Navi Usa ostaggio dell’Iran. Rilasciati i 10 marinai
navi usa

Rilasciati i dieci marinai americani, catturati ieri nelle acque iraniane. A riferirlo è  Al Jazira citando a sua volta la televisione di Stato iraniana.

Due navi americane con a bordo 10 marinai (tra cui una donna), sono state catturate  ieri nel Golfo Persico per aver violato le acque territoriali.
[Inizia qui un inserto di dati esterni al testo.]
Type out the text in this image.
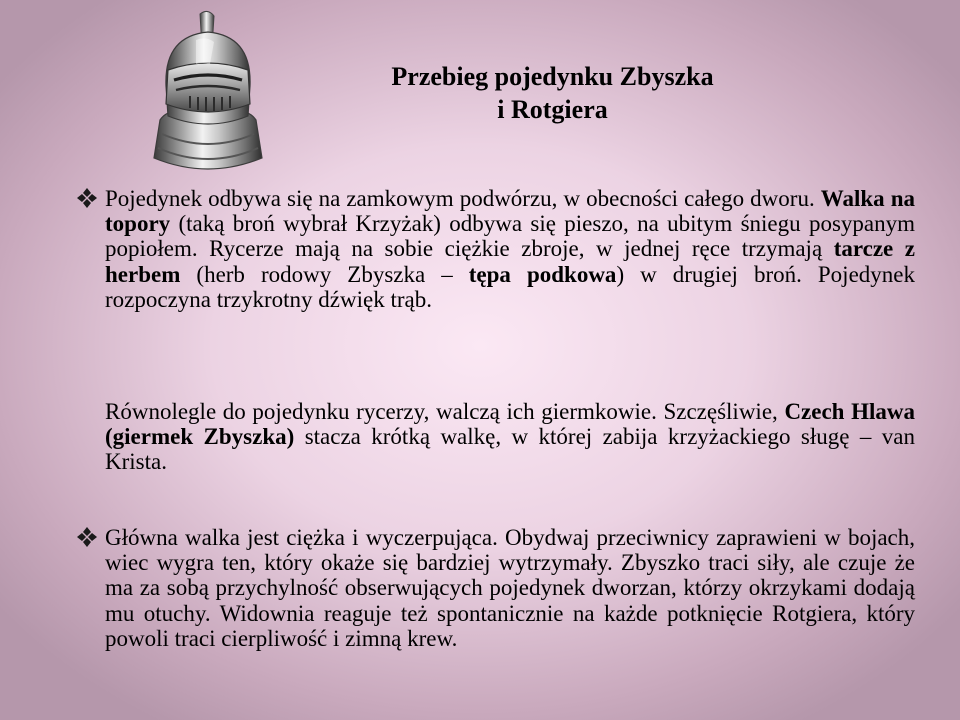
Przebieg pojedynku Zbyszka
i Rotgiera
Pojedynek odbywa się na zamkowym podwórzu, w obecności całego dworu. Walka na topory (taką broń wybrał Krzyżak) odbywa się pieszo, na ubitym śniegu posypanym popiołem. Rycerze mają na sobie ciężkie zbroje, w jednej ręce trzymają tarcze z herbem (herb rodowy Zbyszka – tępa podkowa) w drugiej broń. Pojedynek rozpoczyna trzykrotny dźwięk trąb.
Równolegle do pojedynku rycerzy, walczą ich giermkowie. Szczęśliwie, Czech Hlawa (giermek Zbyszka) stacza krótką walkę, w której zabija krzyżackiego sługę – van Krista.
Główna walka jest ciężka i wyczerpująca. Obydwaj przeciwnicy zaprawieni w bojach, wiec wygra ten, który okaże się bardziej wytrzymały. Zbyszko traci siły, ale czuje że ma za sobą przychylność obserwujących pojedynek dworzan, którzy okrzykami dodają mu otuchy. Widownia reaguje też spontanicznie na każde potknięcie Rotgiera, który powoli traci cierpliwość i zimną krew.
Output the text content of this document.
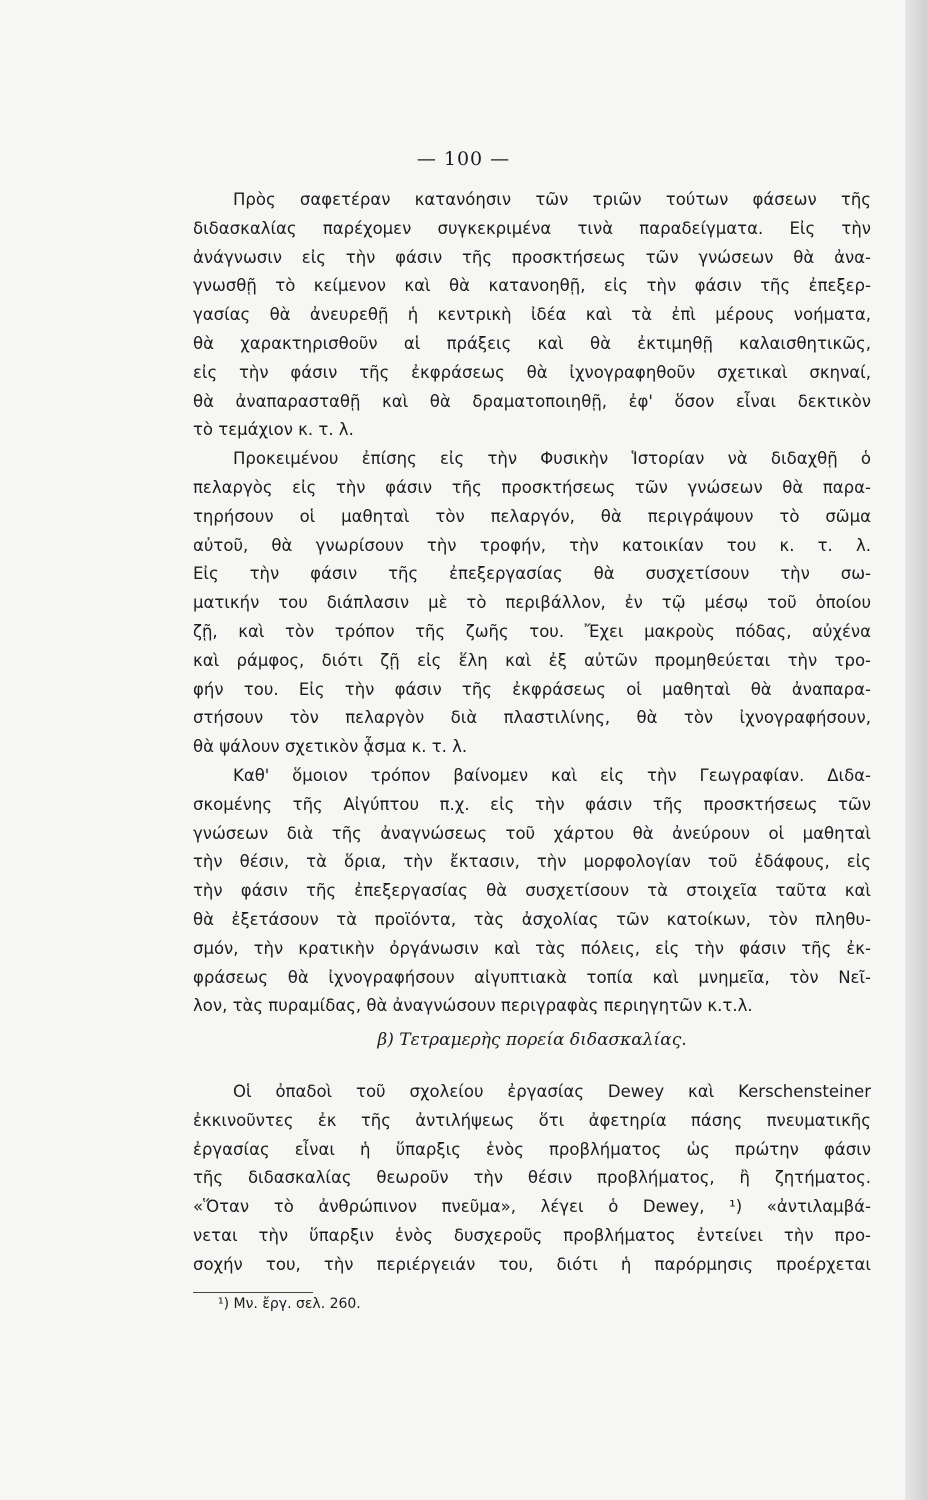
— 100 —
Πρὸς σαφετέραν κατανόησιν τῶν τριῶν τούτων φάσεων τῆς
διδασκαλίας παρέχομεν συγκεκριμένα τινὰ παραδείγματα. Εἰς τὴν
ἀνάγνωσιν εἰς τὴν φάσιν τῆς προσκτήσεως τῶν γνώσεων θὰ ἀνα-
γνωσθῇ τὸ κείμενον καὶ θὰ κατανοηθῇ, εἰς τὴν φάσιν τῆς ἐπεξερ-
γασίας θὰ ἀνευρεθῇ ἡ κεντρικὴ ἰδέα καὶ τὰ ἐπὶ μέρους νοήματα,
θὰ χαρακτηρισθοῦν αἱ πράξεις καὶ θὰ ἐκτιμηθῇ καλαισθητικῶς,
εἰς τὴν φάσιν τῆς ἐκφράσεως θὰ ἰχνογραφηθοῦν σχετικαὶ σκηναί,
θὰ ἀναπαρασταθῇ καὶ θὰ δραματοποιηθῇ, ἐφ' ὅσον εἶναι δεκτικὸν
τὸ τεμάχιον κ. τ. λ.
Προκειμένου ἐπίσης εἰς τὴν Φυσικὴν Ἱστορίαν νὰ διδαχθῇ ὁ
πελαργὸς εἰς τὴν φάσιν τῆς προσκτήσεως τῶν γνώσεων θὰ παρα-
τηρήσουν οἱ μαθηταὶ τὸν πελαργόν, θὰ περιγράψουν τὸ σῶμα
αὐτοῦ, θὰ γνωρίσουν τὴν τροφήν, τὴν κατοικίαν του κ. τ. λ.
Εἰς τὴν φάσιν τῆς ἐπεξεργασίας θὰ συσχετίσουν τὴν σω-
ματικήν του διάπλασιν μὲ τὸ περιβάλλον, ἐν τῷ μέσῳ τοῦ ὁποίου
ζῇ, καὶ τὸν τρόπον τῆς ζωῆς του. Ἔχει μακροὺς πόδας, αὐχένα
καὶ ράμφος, διότι ζῇ εἰς ἕλη καὶ ἐξ αὐτῶν προμηθεύεται τὴν τρο-
φήν του. Εἰς τὴν φάσιν τῆς ἐκφράσεως οἱ μαθηταὶ θὰ ἀναπαρα-
στήσουν τὸν πελαργὸν διὰ πλαστιλίνης, θὰ τὸν ἰχνογραφήσουν,
θὰ ψάλουν σχετικὸν ᾆσμα κ. τ. λ.
Καθ' ὅμοιον τρόπον βαίνομεν καὶ εἰς τὴν Γεωγραφίαν. Διδα-
σκομένης τῆς Αἰγύπτου π.χ. εἰς τὴν φάσιν τῆς προσκτήσεως τῶν
γνώσεων διὰ τῆς ἀναγνώσεως τοῦ χάρτου θὰ ἀνεύρουν οἱ μαθηταὶ
τὴν θέσιν, τὰ ὅρια, τὴν ἔκτασιν, τὴν μορφολογίαν τοῦ ἐδάφους, εἰς
τὴν φάσιν τῆς ἐπεξεργασίας θὰ συσχετίσουν τὰ στοιχεῖα ταῦτα καὶ
θὰ ἐξετάσουν τὰ προϊόντα, τὰς ἀσχολίας τῶν κατοίκων, τὸν πληθυ-
σμόν, τὴν κρατικὴν ὀργάνωσιν καὶ τὰς πόλεις, εἰς τὴν φάσιν τῆς ἐκ-
φράσεως θὰ ἰχνογραφήσουν αἰγυπτιακὰ τοπία καὶ μνημεῖα, τὸν Νεῖ-
λον, τὰς πυραμίδας, θὰ ἀναγνώσουν περιγραφὰς περιηγητῶν κ.τ.λ.
β) Τετραμερὴς πορεία διδασκαλίας.
Οἱ ὀπαδοὶ τοῦ σχολείου ἐργασίας Dewey καὶ Kerschensteiner
ἐκκινοῦντες ἐκ τῆς ἀντιλήψεως ὅτι ἀφετηρία πάσης πνευματικῆς
ἐργασίας εἶναι ἡ ὕπαρξις ἑνὸς προβλήματος ὡς πρώτην φάσιν
τῆς διδασκαλίας θεωροῦν τὴν θέσιν προβλήματος, ἢ ζητήματος.
«Ὅταν τὸ ἀνθρώπινον πνεῦμα», λέγει ὁ Dewey, ¹) «ἀντιλαμβά-
νεται τὴν ὕπαρξιν ἑνὸς δυσχεροῦς προβλήματος ἐντείνει τὴν προ-
σοχήν του, τὴν περιέργειάν του, διότι ἡ παρόρμησις προέρχεται
¹) Μν. ἔργ. σελ. 260.
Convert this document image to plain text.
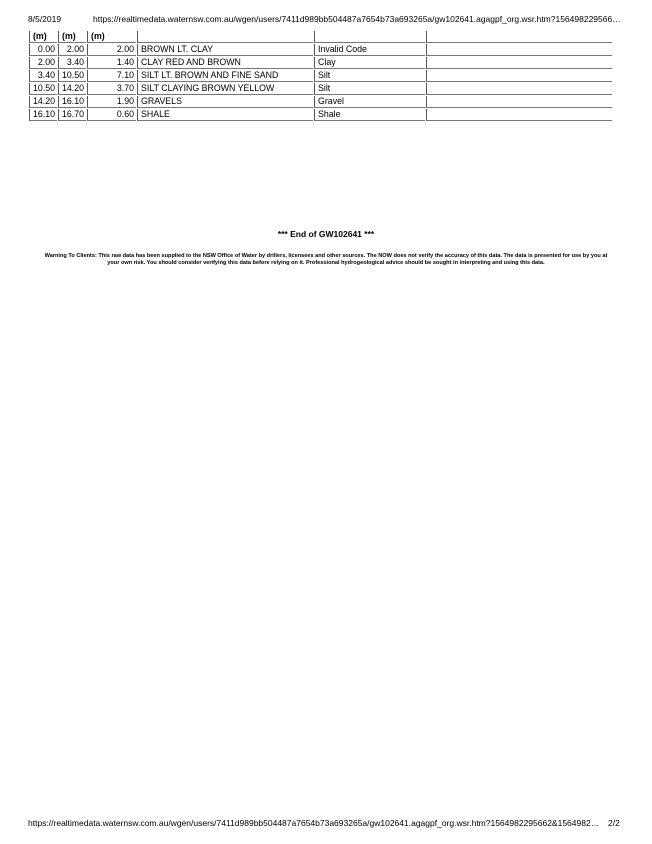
8/5/2019	https://realtimedata.waternsw.com.au/wgen/users/7411d989bb504487a7654b73a693265a/gw102641.agagpf_org.wsr.htm?156498229566…
(m)	(m)	(m)			
0.00	2.00	2.00	BROWN LT. CLAY	Invalid Code	
2.00	3.40	1.40	CLAY RED AND BROWN	Clay	
3.40	10.50	7.10	SILT LT. BROWN AND FINE SAND	Silt	
10.50	14.20	3.70	SILT CLAYING BROWN YELLOW	Silt	
14.20	16.10	1.90	GRAVELS	Gravel	
16.10	16.70	0.60	SHALE	Shale	
*** End of GW102641 ***
Warning To Clients: This raw data has been supplied to the NSW Office of Water by drillers, licensees and other sources. The NOW does not verify the accuracy of this data. The data is presented for use by you at your own risk. You should consider verifying this data before relying on it. Professional hydrogeological advice should be sought in interpreting and using this data.
https://realtimedata.waternsw.com.au/wgen/users/7411d989bb504487a7654b73a693265a/gw102641.agagpf_org.wsr.htm?1564982295662&1564982… 2/2
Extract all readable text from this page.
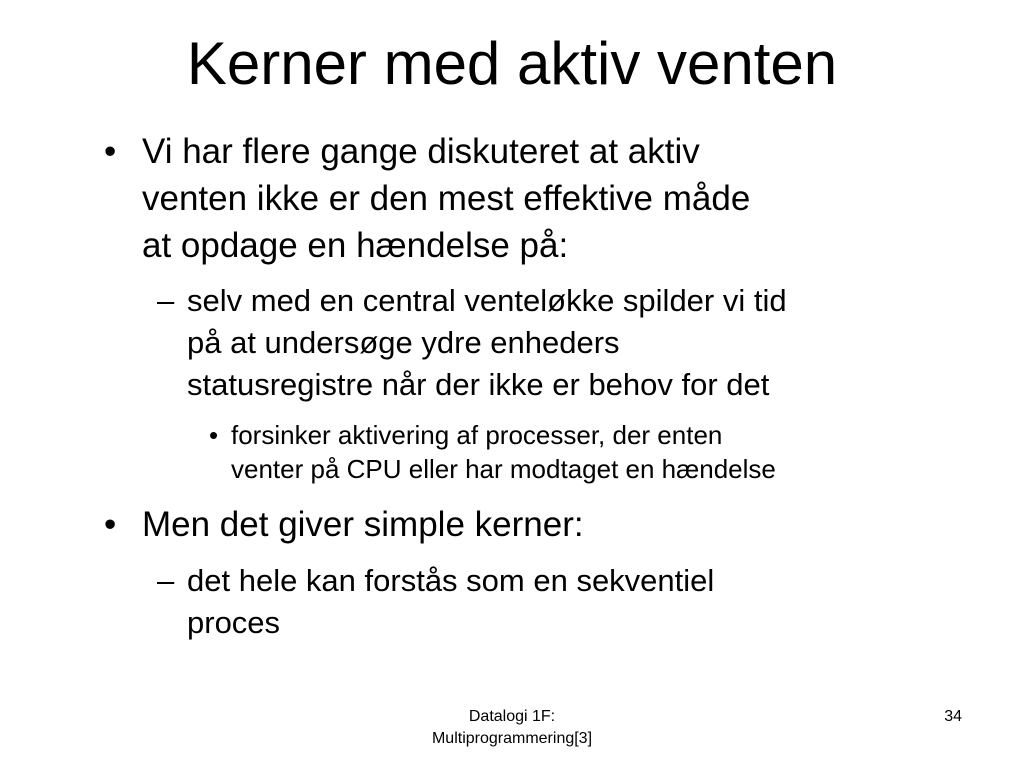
Kerner med aktiv venten
• Vi har flere gange diskuteret at aktiv
venten ikke er den mest effektive måde
at opdage en hændelse på:
– selv med en central venteløkke spilder vi tid
på at undersøge ydre enheders
statusregistre når der ikke er behov for det
• forsinker aktivering af processer, der enten
venter på CPU eller har modtaget en hændelse
• Men det giver simple kerner:
– det hele kan forstås som en sekventiel
proces
Datalogi 1F:
Multiprogrammering[3]
34
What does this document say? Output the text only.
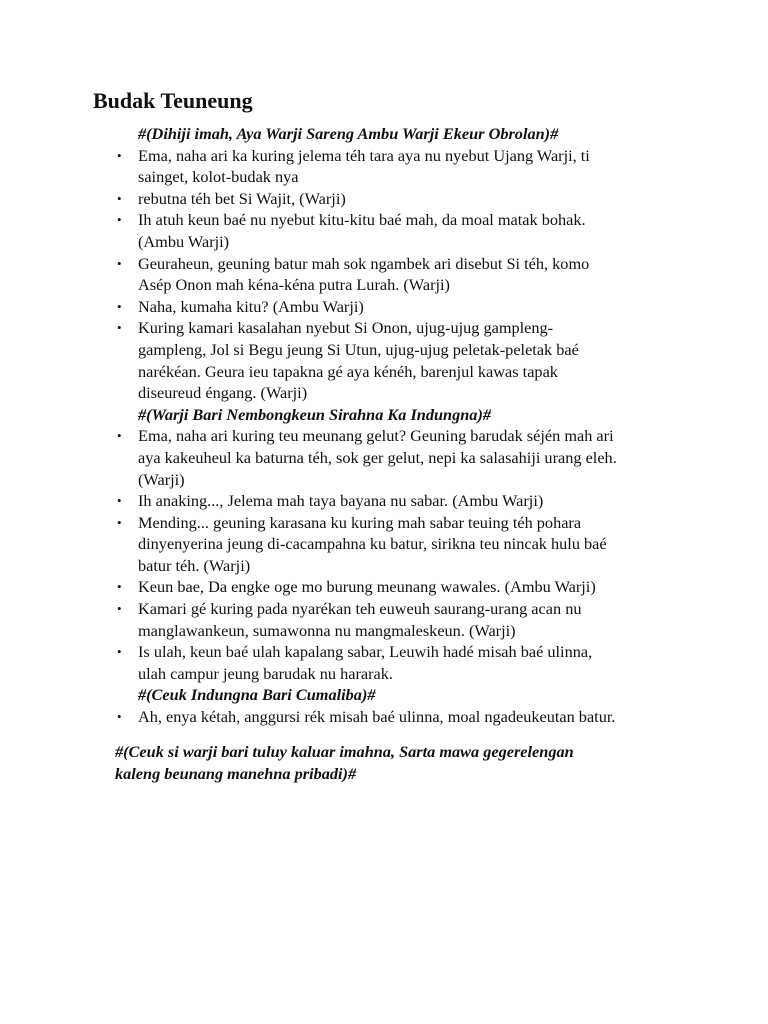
Budak Teuneung
#(Dihiji imah, Aya Warji Sareng Ambu Warji Ekeur Obrolan)#
• Ema, naha ari ka kuring jelema téh tara aya nu nyebut Ujang Warji, ti
sainget, kolot-budak nya
• rebutna téh bet Si Wajit, (Warji)
• Ih atuh keun baé nu nyebut kitu-kitu baé mah, da moal matak bohak.
(Ambu Warji)
• Geuraheun, geuning batur mah sok ngambek ari disebut Si téh, komo
Asép Onon mah kéna-kéna putra Lurah. (Warji)
• Naha, kumaha kitu? (Ambu Warji)
• Kuring kamari kasalahan nyebut Si Onon, ujug-ujug gampleng-
gampleng, Jol si Begu jeung Si Utun, ujug-ujug peletak-peletak baé
narékéan. Geura ieu tapakna gé aya kénéh, barenjul kawas tapak
diseureud éngang. (Warji)
#(Warji Bari Nembongkeun Sirahna Ka Indungna)#
• Ema, naha ari kuring teu meunang gelut? Geuning barudak séjén mah ari
aya kakeuheul ka baturna téh, sok ger gelut, nepi ka salasahiji urang eleh.
(Warji)
• Ih anaking..., Jelema mah taya bayana nu sabar. (Ambu Warji)
• Mending... geuning karasana ku kuring mah sabar teuing téh pohara
dinyenyerina jeung di-cacampahna ku batur, sirikna teu nincak hulu baé
batur téh. (Warji)
• Keun bae, Da engke oge mo burung meunang wawales. (Ambu Warji)
• Kamari gé kuring pada nyarékan teh euweuh saurang-urang acan nu
manglawankeun, sumawonna nu mangmaleskeun. (Warji)
• Is ulah, keun baé ulah kapalang sabar, Leuwih hadé misah baé ulinna,
ulah campur jeung barudak nu hararak.
#(Ceuk Indungna Bari Cumaliba)#
• Ah, enya kétah, anggursi rék misah baé ulinna, moal ngadeukeutan batur.
#(Ceuk si warji bari tuluy kaluar imahna, Sarta mawa gegerelengan
kaleng beunang manehna pribadi)#
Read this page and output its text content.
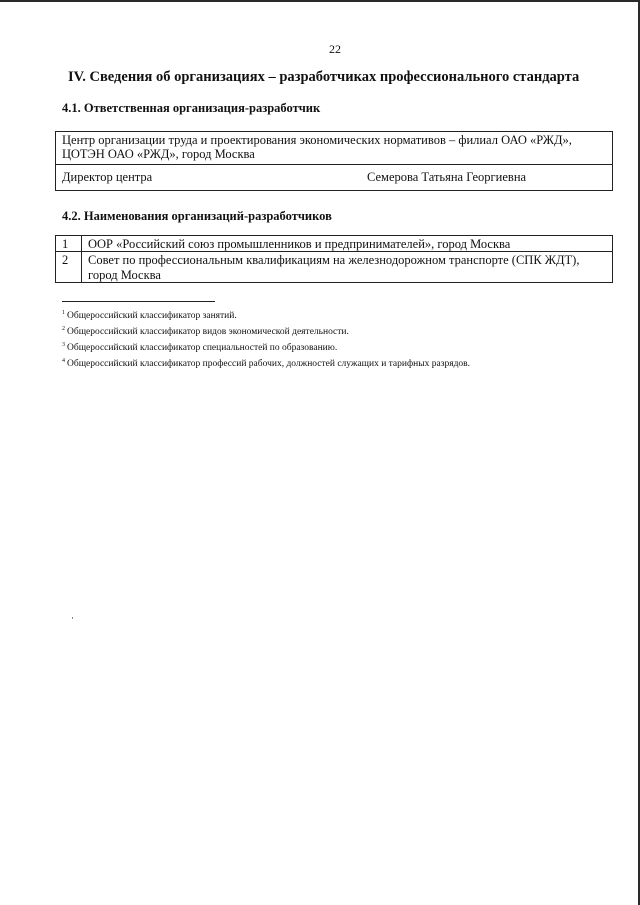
22
IV. Сведения об организациях – разработчиках профессионального стандарта
4.1. Ответственная организация-разработчик
Центр организации труда и проектирования экономических нормативов – филиал ОАО «РЖД»,
ЦОТЭН ОАО «РЖД», город Москва
Директор центра	Семерова Татьяна Георгиевна
4.2. Наименования организаций-разработчиков
1 ООР «Российский союз промышленников и предпринимателей», город Москва
2 Совет по профессиональным квалификациям на железнодорожном транспорте (СПК ЖДТ), город Москва
$^1$ Общероссийский классификатор занятий.
$^2$ Общероссийский классификатор видов экономической деятельности.
$^3$ Общероссийский классификатор специальностей по образованию.
$^4$ Общероссийский классификатор профессий рабочих, должностей служащих и тарифных разрядов.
Immediata la telefonata del segretario di Stato statunitense John Kerry per riferire al ministero degli Esteri iraniano che il transito delle navi in quel punto è stato un incidente, e “non una violazione intenzionale delle acque territoriali iraniane”. Così -dopo una giornata di tensione- anche Teheran ha confermato che si è trattato “solo di un guasto, nessun atto ostile”.

Le due navi – ha spiegato il portavoce del Dipartimento alla Difesa Usa, Peter Cook- “stavano navigando tra il Kuwait e il Bahrain”. Pare poi che una delle due navi abbia avuto qualche problema ed abbia sconfinato per sbaglio. La seconda imbarcazione avrebbe poi seguito la prima nella rotta, quindi nell’errore. Una rotta pericolosa poiché nonostante i rapporti tra Usa e Iran -con il recente accordo sul nucleare- siano migliorati, nel Golfo Persico intervengono in totale autonomia i Pasdaran che non dipendono dal Governo, ma dalla guida suprema, l’ayatollah Khāmeneī (notoriamente contro gli Usa e l’occidente).

La Casa Bianca già da ieri aveva confermato di aver “ricevuto rassicurazione che i membri dell’equipaggio stanno bene, vengono trattati con cortesia e riprenderanno presto il loro viaggio”. Ma alcune fonti iraniane avevano fatto pensare al peggio. Infatti l’agenzia iraniana Fars, ha diffuso la notizia di un  “arresto” per i marinai e di un riferimento anche a sospetti di spionaggio. Sospetti che -sempre secondo l’agenzia- hanno portato le guardie rivoluzionarie islamiche a cercare “prove che stavano spiando in acque iraniane”. Sempre secondo la Fars, a boro delle navi sono state individuate tre mitragliatrici calibro 50.